アート

美と妖の境界へ――『神聖ローマ帝国皇帝ルドルフ2世の驚異の世界展』開催中!

2017年11月15日 18:00 by 筒井あや

神聖ローマ帝国皇帝・ルドルフ2世(1552~1612)は、芸術と学問の「偉大なる庇護者」として知られています。彼が帝都としたプラハの宮廷では、天文学者や科学者、錬金術師などが研究に没頭し、ジュセッペ・アルチンボルトなど優れた芸術家たちが皇帝のために作品を創作しました。また、世界各地から芸術品や工芸品、最先端の科学機器、新発見の動植物、珍奇な自然物などが膨大に集められ、「驚異の部屋」と称される一大コレクションが形成されました。

この展覧会では、綺想の皇帝・ルドルフ2世のもとで花開いた、美しさと妖しさが同居し、かつ魔術的な魅力にも満ちた芸術と科学の世界を、彼が愛した芸術家たちの作品などを見ることができます。

会場に入る前に、音声ガイドが用意されているのですが、そのナビゲーターにも興味をそそります。

解説してくれるのは、俳優・安田顕&ボーナストラック(ガイドにボーナストラックって、あったっけ?)が、これまた奇才のアーティスト・片桐仁。

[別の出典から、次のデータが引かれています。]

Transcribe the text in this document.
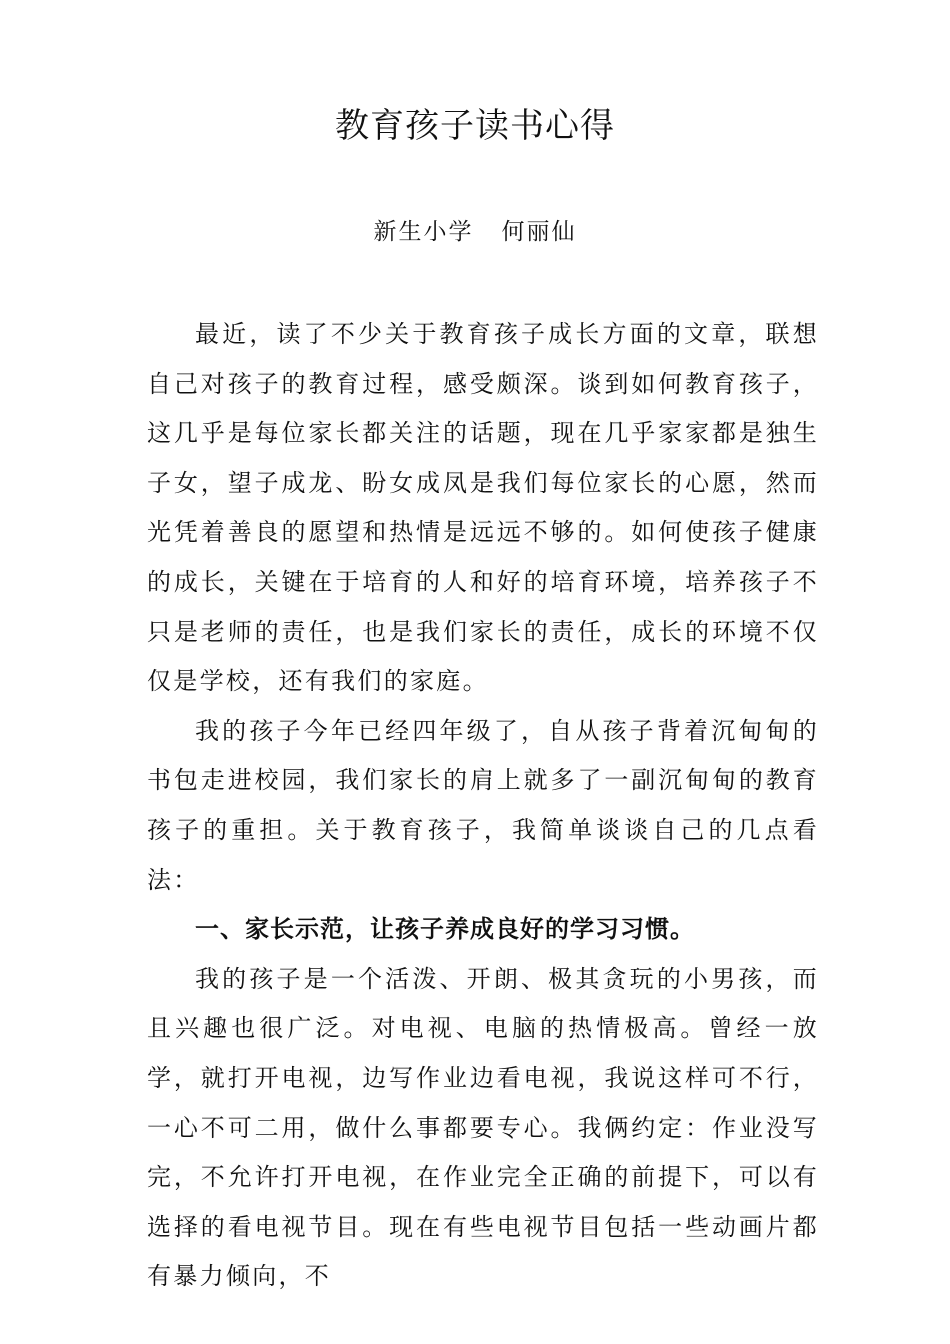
教育孩子读书心得
新生小学 何丽仙

最近，读了不少关于教育孩子成长方面的文章，联想自己对孩子的教育过程，感受颇深。谈到如何教育孩子，这几乎是每位家长都关注的话题，现在几乎家家都是独生子女，望子成龙、盼女成凤是我们每位家长的心愿，然而光凭着善良的愿望和热情是远远不够的。如何使孩子健康的成长，关键在于培育的人和好的培育环境，培养孩子不只是老师的责任，也是我们家长的责任，成长的环境不仅仅是学校，还有我们的家庭。

我的孩子今年已经四年级了，自从孩子背着沉甸甸的书包走进校园，我们家长的肩上就多了一副沉甸甸的教育孩子的重担。关于教育孩子，我简单谈谈自己的几点看法：

一、家长示范，让孩子养成良好的学习习惯。

我的孩子是一个活泼、开朗、极其贪玩的小男孩，而且兴趣也很广泛。对电视、电脑的热情极高。曾经一放学，就打开电视，边写作业边看电视，我说这样可不行，一心不可二用，做什么事都要专心。我俩约定：作业没写完，不允许打开电视，在作业完全正确的前提下，可以有选择的看电视节目。现在有些电视节目包括一些动画片都有暴力倾向，不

絶対ガイドを聞きながら見て回る方が楽しそう!
ちなみに、片桐さんは、福岡会場公式アンバサダーなのです!

最初に驚くのは、チラシのビジュアルにもなっている、奇才の画家・アルチンボルドが描いた綺想の皇帝画。アルチンボルドと言えば、花や野菜、果物、動物、魚、鳥などと組み合わせて描いた特異な寓意像が有名ですが、彼の代表作がルドルフ2世を描いた『ウェルトゥヌスとしての皇帝ルドルフ2世像』。なんとこの画は、60種類以上もの果物や花で構成されています。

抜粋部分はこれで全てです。